Friday, October 5, 2012

Reviewing the Situation



I'm reviewing the situation
Can a fellow be a villian teacher all his life?
All the trials and tribulations!
Better settle down and get myself a wife PhD.





Today in my class, the one that I am a TA for, I gave a “review” for the midterm exam next week.  I put review in quotes because my students expected me to go through the exam and give them the answers.  My version of a review involved explaining to them general things to look at to study and make sure they knew that if it was assigned to them to read then they needed to read it. 


After doing my version of a review, I had a student ask me if I could give them a “real” review.  This student wanted me to go through all the material already covered this semester.  I explained to the student that it had taken half a semester for Dr. Coley and I to go through all the material so far so I really wasn’t sure how I was expected to cover it in 50 minutes.

I know that the students mentality of what a review should be comes from their experiences in high school.  The students in my class told me as much today in class. I reminded them that college isn’t high school and welcome to a new way of learning. Now, I don’t blame high school teachers for their review techniques.  I have family and friends who teach in public schools and frankly they are amazing people to put up with the crap they get from students and the administration.  Teaching high school is like fighting a war in the trenches.  As soon as you stick your head up to check the all clear you get lobbed with another missile. Thoroughly reviewing students before an exam helps the students and helps the teachers.  Less failures means less flack from the administration.

Luckily or unluckily depending  on your perspective university professors are not pressured by administration to ensure passing grades from their students. Which, when you think about it is a ridiculous notion.  All a teacher of any kind can do is give out information and hope to sweet baby Jesus that the students will care enough about themselves to retain that information and maybe, just maybe learn it. 

The more we blame teachers and coddle students the more harm we do to those students because at a major university there is no coddling.  Freshman enter college and 2 tons of responsibility come crushing down on them. They have to quickly learn how to adapt to a world where professors expect them to do their homework without having to beg and plead. A lot of the time students end up failing a class or two before they finally catch up. The difference here is that the university administration and the professors expect the students to take responsibility for their own education and learning.  Public schools administration and students put that responsibility on the overworked and underpaid teachers.

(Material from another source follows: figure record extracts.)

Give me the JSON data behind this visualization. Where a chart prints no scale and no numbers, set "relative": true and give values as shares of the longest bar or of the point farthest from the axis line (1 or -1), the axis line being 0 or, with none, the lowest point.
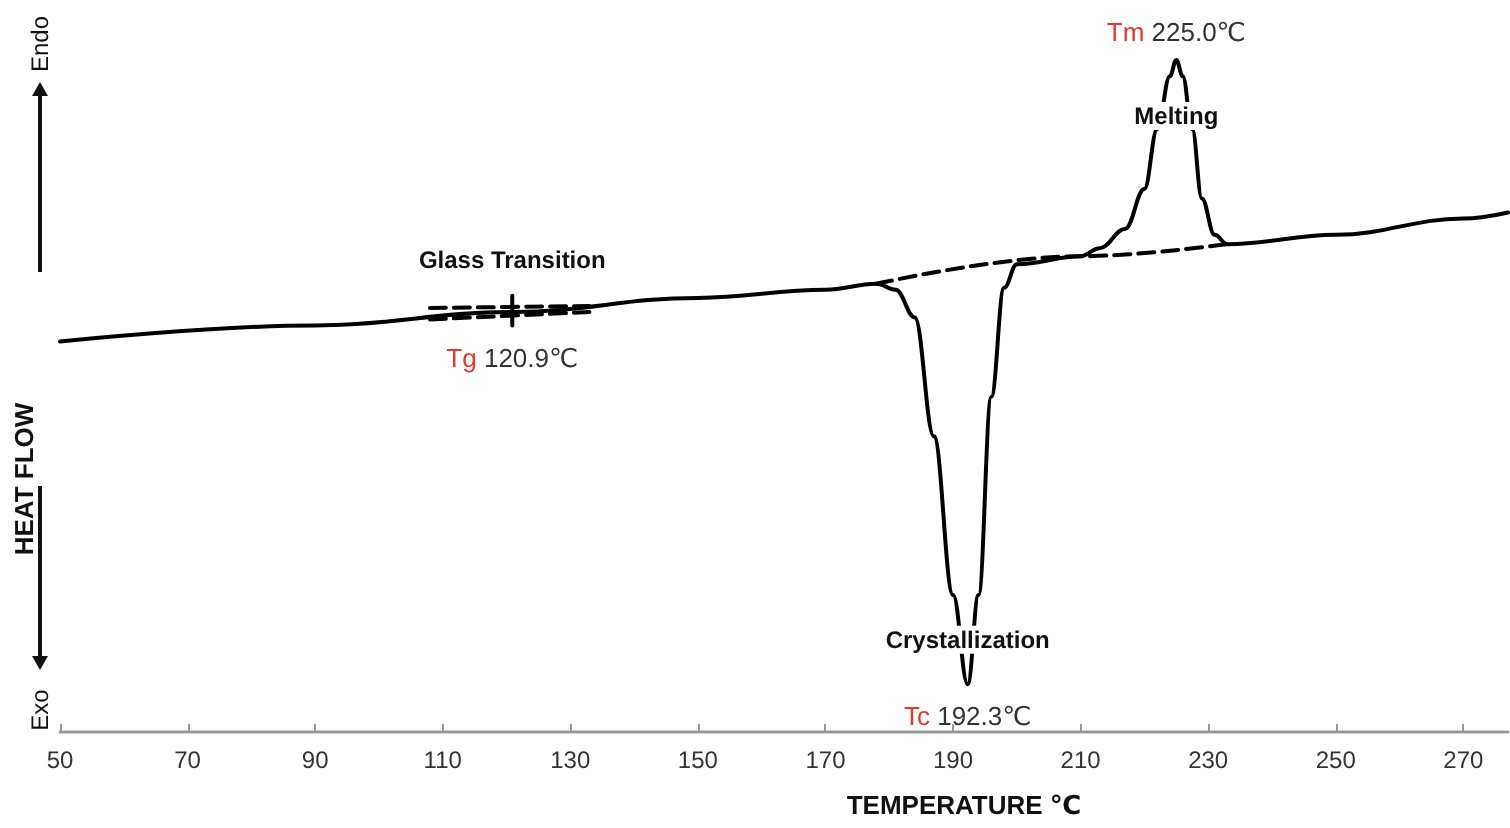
{
  "chart_data": {
    "type": "line",
    "relative": true,
    "xlabel": "TEMPERATURE ℃",
    "ylabel": "HEAT FLOW",
    "marker": "none",
    "grid": false,
    "xlim": [
      50,
      277
    ],
    "xticks": [
      50,
      70,
      90,
      110,
      130,
      150,
      170,
      190,
      210,
      230,
      250,
      270
    ],
    "series": [
      {
        "color": "#000000",
        "line_style": "solid",
        "x": [
          50,
          90,
          120.9,
          150,
          170,
          178,
          181,
          184,
          187,
          190,
          192.3,
          194,
          196,
          198,
          200,
          210,
          213,
          217,
          220,
          222,
          224,
          225,
          226,
          227.5,
          229,
          231,
          233,
          250,
          270,
          277
        ],
        "values": [
          0.581,
          0.605,
          0.625,
          0.646,
          0.658,
          0.667,
          0.658,
          0.617,
          0.44,
          0.204,
          0.071,
          0.204,
          0.499,
          0.661,
          0.696,
          0.708,
          0.72,
          0.749,
          0.808,
          0.897,
          0.976,
          1,
          0.976,
          0.897,
          0.794,
          0.74,
          0.726,
          0.74,
          0.764,
          0.773
        ]
      },
      {
        "color": "#000000",
        "line_style": "dashed",
        "x": [
          178,
          210,
          233
        ],
        "values": [
          0.667,
          0.708,
          0.726
        ]
      },
      {
        "color": "#000000",
        "line_style": "dashed",
        "x": [
          108,
          133
        ],
        "values": [
          0.631,
          0.634
        ]
      },
      {
        "color": "#000000",
        "line_style": "dashed",
        "x": [
          108,
          133
        ],
        "values": [
          0.614,
          0.625
        ]
      },
      {
        "color": "#000000",
        "line_style": "solid",
        "x": [
          120.9,
          120.9
        ],
        "values": [
          0.605,
          0.649
        ]
      }
    ],
    "annotations": [
      {
        "text": "Glass Transition",
        "x": 120.9,
        "y": 0.625
      },
      {
        "text": "Tg 120.9℃",
        "x": 120.9,
        "y": 0.625
      },
      {
        "text": "Crystallization",
        "x": 192.3,
        "y": 0.071
      },
      {
        "text": "Tc 192.3℃",
        "x": 192.3,
        "y": 0.071
      },
      {
        "text": "Melting",
        "x": 225,
        "y": 1
      },
      {
        "text": "Tm 225.0℃",
        "x": 225,
        "y": 1
      },
      "Endo",
      "Exo"
    ]
  }
}
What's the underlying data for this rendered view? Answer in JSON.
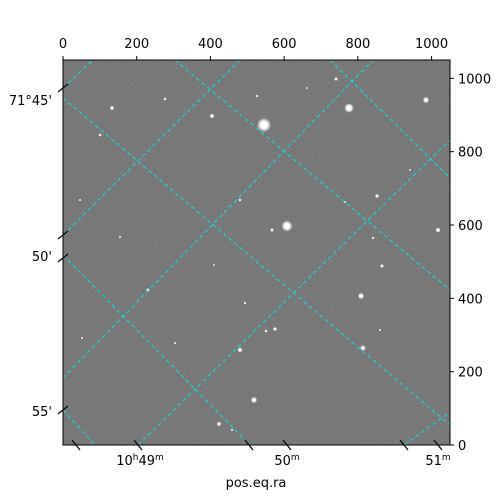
{
  "figure": {
    "xlabel": "pos.eq.ra",
    "pixel_axis_top": {
      "ticks": [
        0,
        200,
        400,
        600,
        800,
        1000
      ],
      "range": [
        0,
        1050
      ]
    },
    "pixel_axis_right": {
      "ticks": [
        0,
        200,
        400,
        600,
        800,
        1000
      ],
      "range": [
        0,
        1050
      ]
    },
    "ra_axis_bottom": {
      "labels": [
        {
          "hours": "10",
          "minutes": "49",
          "h_sym": "h",
          "m_sym": "m"
        },
        {
          "hours": "",
          "minutes": "50",
          "h_sym": "",
          "m_sym": "m"
        },
        {
          "hours": "",
          "minutes": "51",
          "h_sym": "",
          "m_sym": "m"
        }
      ]
    },
    "dec_axis_left": {
      "labels": [
        "71°45'",
        "50'",
        "55'"
      ]
    },
    "colors": {
      "sky_background": "#6f6f6f",
      "grid_lines": "#00e5e5",
      "stars": "#ffffff"
    },
    "grid_style": "dashed"
  }
}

I speak from a place of experience who as a high school student was at the top of my class and never struggled to pass a class. I honestly barely broke a sweat in high school. Even when my mom was my teacher ( she was the only honors computer science teacher) I took a B in the class because it was easier then taking responsibility for my own education and asking my mom (who I lived with) for help.

(Sorry mom)
My freshman year in college I skipped class, didn’t do a lot of homework and 2 tons of responsibility crashed down on me.  My grades were low and my scholarship was put on probation.  I lost $5000 because I didn’t want to take responsibility for my education.  I figured it out, got my scholarship back and learned that the public school institution that I came out of, which was constructed by an administration that was backed by the state of Texas, did me a disservice.

I don’t blame the teachers, they were simply trying to keep and do their jobs the best way they knew how. Getting my PhD. allows me to help those future freshman cope when that responsibility comes crashing down and it all starts with teaching them that I will not give them the answers to the test.